The Netherlands Law on the governance and supervision of legal persons will enter into force on July 1, 2021, bringing the governance structure of these organizations in line with the existing rules for public limited companies (NV) and limited liability companies (BV) in the Dutch Civil Code.
The new law aims to prevent mismanagement, irresponsible financial management, abuse of position and other undesirable activities on boards of directors.
The law will allow associations and foundations to set up a supervisory board or a council at one level.
The legislation also clarifies the principles that directors and supervisory directors of associations, cooperatives and foundations must respect in the performance of their duties.
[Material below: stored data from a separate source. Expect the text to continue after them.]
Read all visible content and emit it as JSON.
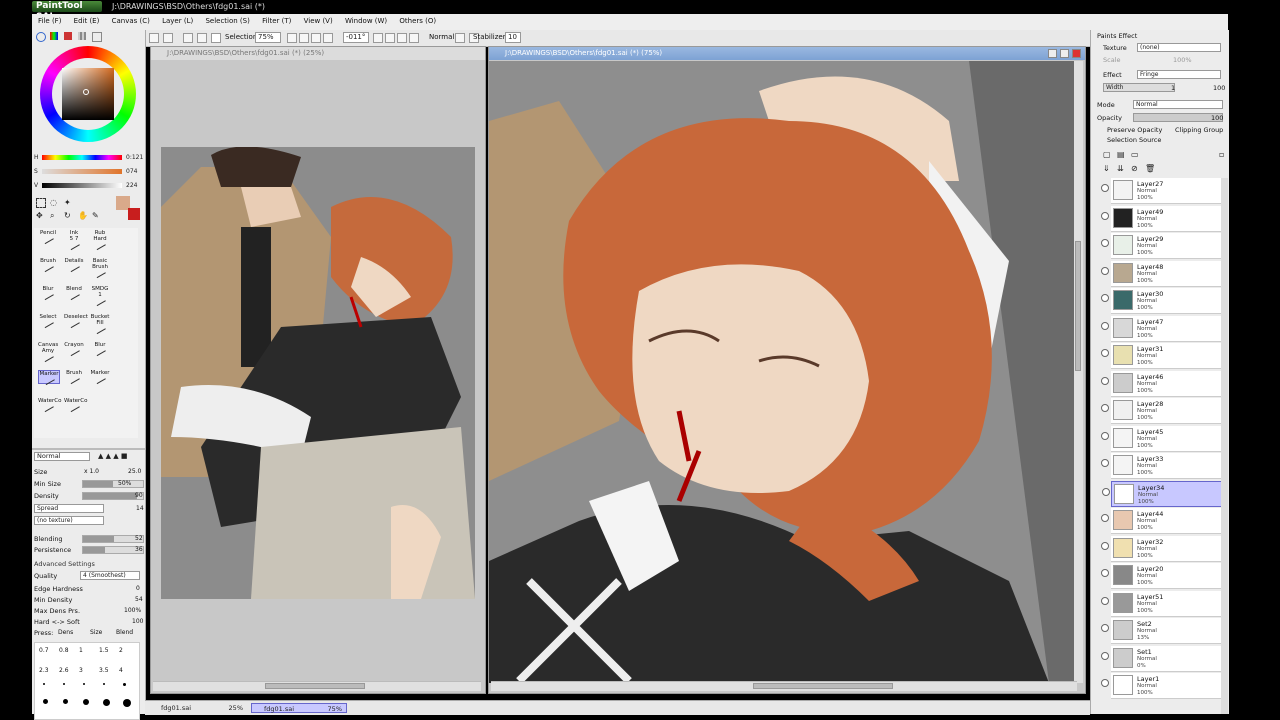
{
  "app": {
    "logo": "PaintTool SAI",
    "title": "J:\\DRAWINGS\\BSD\\Others\\fdg01.sai (*)"
  },
  "menu": [
    "File (F)",
    "Edit (E)",
    "Canvas (C)",
    "Layer (L)",
    "Selection (S)",
    "Filter (T)",
    "View (V)",
    "Window (W)",
    "Others (O)"
  ],
  "toolbar": {
    "selection_label": "Selection",
    "zoom": "75%",
    "rotation": "-011°",
    "blend": "Normal",
    "stabilizer_label": "Stabilizer",
    "stabilizer_value": "10"
  },
  "color": {
    "h_label": "H",
    "h_value": "0:121",
    "s_label": "S",
    "s_value": "074",
    "v_label": "V",
    "v_value": "224",
    "primary": "#d9a98a",
    "secondary": "#c81e1e"
  },
  "tools": [
    "Pencil",
    "Ink",
    "Rub",
    "Brush",
    "Details",
    "Basic",
    "Blur",
    "Blend",
    "SMDG 1",
    "Select",
    "Deselect",
    "Bucket",
    "Canvas",
    "Crayon",
    "Blur",
    "Marker",
    "Brush",
    "Marker",
    "WaterCo",
    "WaterCo"
  ],
  "tool_sub": [
    "",
    "5 7",
    "Hard",
    "",
    "",
    "Brush",
    "",
    "",
    "",
    "",
    "",
    "Fill",
    "Amy",
    "",
    "",
    "",
    "",
    "",
    "",
    ""
  ],
  "brush": {
    "mode": "Normal",
    "size_label": "Size",
    "size_mult": "x 1.0",
    "size_value": "25.0",
    "min_size_label": "Min Size",
    "min_size_value": "50%",
    "min_size_frac": 0.5,
    "density_label": "Density",
    "density_value": "90",
    "density_frac": 0.9,
    "spread_label": "Spread",
    "spread_value": "14",
    "texture": "(no texture)",
    "blending_label": "Blending",
    "blending_value": "52",
    "blending_frac": 0.52,
    "persistence_label": "Persistence",
    "persistence_value": "36",
    "persistence_frac": 0.36,
    "advanced_label": "Advanced Settings",
    "quality_label": "Quality",
    "quality_value": "4 (Smoothest)",
    "edge_label": "Edge Hardness",
    "edge_value": "0",
    "min_density_label": "Min Density",
    "min_density_value": "54",
    "max_dens_label": "Max Dens Prs.",
    "max_dens_value": "100%",
    "hard_soft_label": "Hard <-> Soft",
    "hard_soft_value": "100",
    "press_label": "Press:",
    "press_dens": "Dens",
    "press_size": "Size",
    "press_blend": "Blend",
    "sizes_row1": [
      "0.7",
      "0.8",
      "1",
      "1.5",
      "2"
    ],
    "sizes_row2": [
      "2.3",
      "2.6",
      "3",
      "3.5",
      "4"
    ]
  },
  "canvases": [
    {
      "title": "J:\\DRAWINGS\\BSD\\Others\\fdg01.sai (*) (25%)"
    },
    {
      "title": "J:\\DRAWINGS\\BSD\\Others\\fdg01.sai (*) (75%)"
    }
  ],
  "paper": {
    "title": "Paints Effect",
    "texture_label": "Texture",
    "texture_value": "(none)",
    "scale_label": "Scale",
    "scale_value": "100%",
    "effect_label": "Effect",
    "effect_value": "Fringe",
    "width_label": "Width",
    "width_value": "1",
    "width_max": "100",
    "mode_label": "Mode",
    "mode_value": "Normal",
    "opacity_label": "Opacity",
    "opacity_value": "100",
    "preserve_label": "Preserve Opacity",
    "clipping_label": "Clipping Group",
    "selection_source_label": "Selection Source"
  },
  "layers": [
    {
      "name": "Layer27",
      "mode": "Normal",
      "opacity": "100%",
      "color": "#f3f3f3"
    },
    {
      "name": "Layer49",
      "mode": "Normal",
      "opacity": "100%",
      "color": "#222222"
    },
    {
      "name": "Layer29",
      "mode": "Normal",
      "opacity": "100%",
      "color": "#e8f0e8"
    },
    {
      "name": "Layer48",
      "mode": "Normal",
      "opacity": "100%",
      "color": "#b8a890"
    },
    {
      "name": "Layer30",
      "mode": "Normal",
      "opacity": "100%",
      "color": "#3a6a6a"
    },
    {
      "name": "Layer47",
      "mode": "Normal",
      "opacity": "100%",
      "color": "#d8d8d8"
    },
    {
      "name": "Layer31",
      "mode": "Normal",
      "opacity": "100%",
      "color": "#e8e0b0"
    },
    {
      "name": "Layer46",
      "mode": "Normal",
      "opacity": "100%",
      "color": "#cccccc"
    },
    {
      "name": "Layer28",
      "mode": "Normal",
      "opacity": "100%",
      "color": "#f0f0f0"
    },
    {
      "name": "Layer45",
      "mode": "Normal",
      "opacity": "100%",
      "color": "#f4f4f4"
    },
    {
      "name": "Layer33",
      "mode": "Normal",
      "opacity": "100%",
      "color": "#f4f4f4"
    },
    {
      "name": "Layer34",
      "mode": "Normal",
      "opacity": "100%",
      "color": "#ffffff",
      "selected": true
    },
    {
      "name": "Layer44",
      "mode": "Normal",
      "opacity": "100%",
      "color": "#e8c8b0"
    },
    {
      "name": "Layer32",
      "mode": "Normal",
      "opacity": "100%",
      "color": "#f0e0b0"
    },
    {
      "name": "Layer20",
      "mode": "Normal",
      "opacity": "100%",
      "color": "#888888"
    },
    {
      "name": "Layer51",
      "mode": "Normal",
      "opacity": "100%",
      "color": "#999999"
    },
    {
      "name": "Set2",
      "mode": "Normal",
      "opacity": "13%",
      "color": "#cccccc",
      "folder": true
    },
    {
      "name": "Set1",
      "mode": "Normal",
      "opacity": "0%",
      "color": "#cccccc",
      "folder": true
    },
    {
      "name": "Layer1",
      "mode": "Normal",
      "opacity": "100%",
      "color": "#ffffff"
    }
  ],
  "tabs": [
    {
      "name": "fdg01.sai",
      "zoom": "25%"
    },
    {
      "name": "fdg01.sai",
      "zoom": "75%"
    }
  ]
}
It specifies that a director or a member of the Supervisory Board in conflict of interest cannot participate in the deliberation and decision-making on the subject concerned. If, as a result, the decision cannot be taken by the board of directors, the supervisory board can take the decision in its place.
If no supervisory board is installed, then the decision can be taken by a general assembly of associations or cooperative associations. For a foundation, the board of directors can make the decision in question, but must keep an appropriate record of its decision-making process.
The administrators and supervisory directors of foundations and trade associations, cooperatives, mutual societies and mixed economy legal persons will be personally liable in the event of bankruptcy if the financial statements of the organization have not been published on time or if the records have not been properly kept.
The legislation also confirms that a single director or supervisory directors cannot cast more votes than their co-directors or supervisory directors combined.
Company law expert Frits Burg from Pinsent Masons, the law firm behind Out-Law, said: “The rules for the supervision and management of private and public companies are sufficiently covered by Dutch law. For foundations, associations and cooperatives, the governance structure is just as important and this act meets the needs of legal practice.
The new law will have direct effect. If an organization’s current statutes do not contain any rules regarding the absences or inability to act of directors, it should amend its statutes accordingly.
Organizations have more time to change the rules in force in their statutes regarding the number of votes that can be cast by directors – these can be changed up to five years after the legislation comes into force or when the next modification of the statutes.
The rules relating to conflicts of interest will come into force immediately, regardless of the content of these statutes.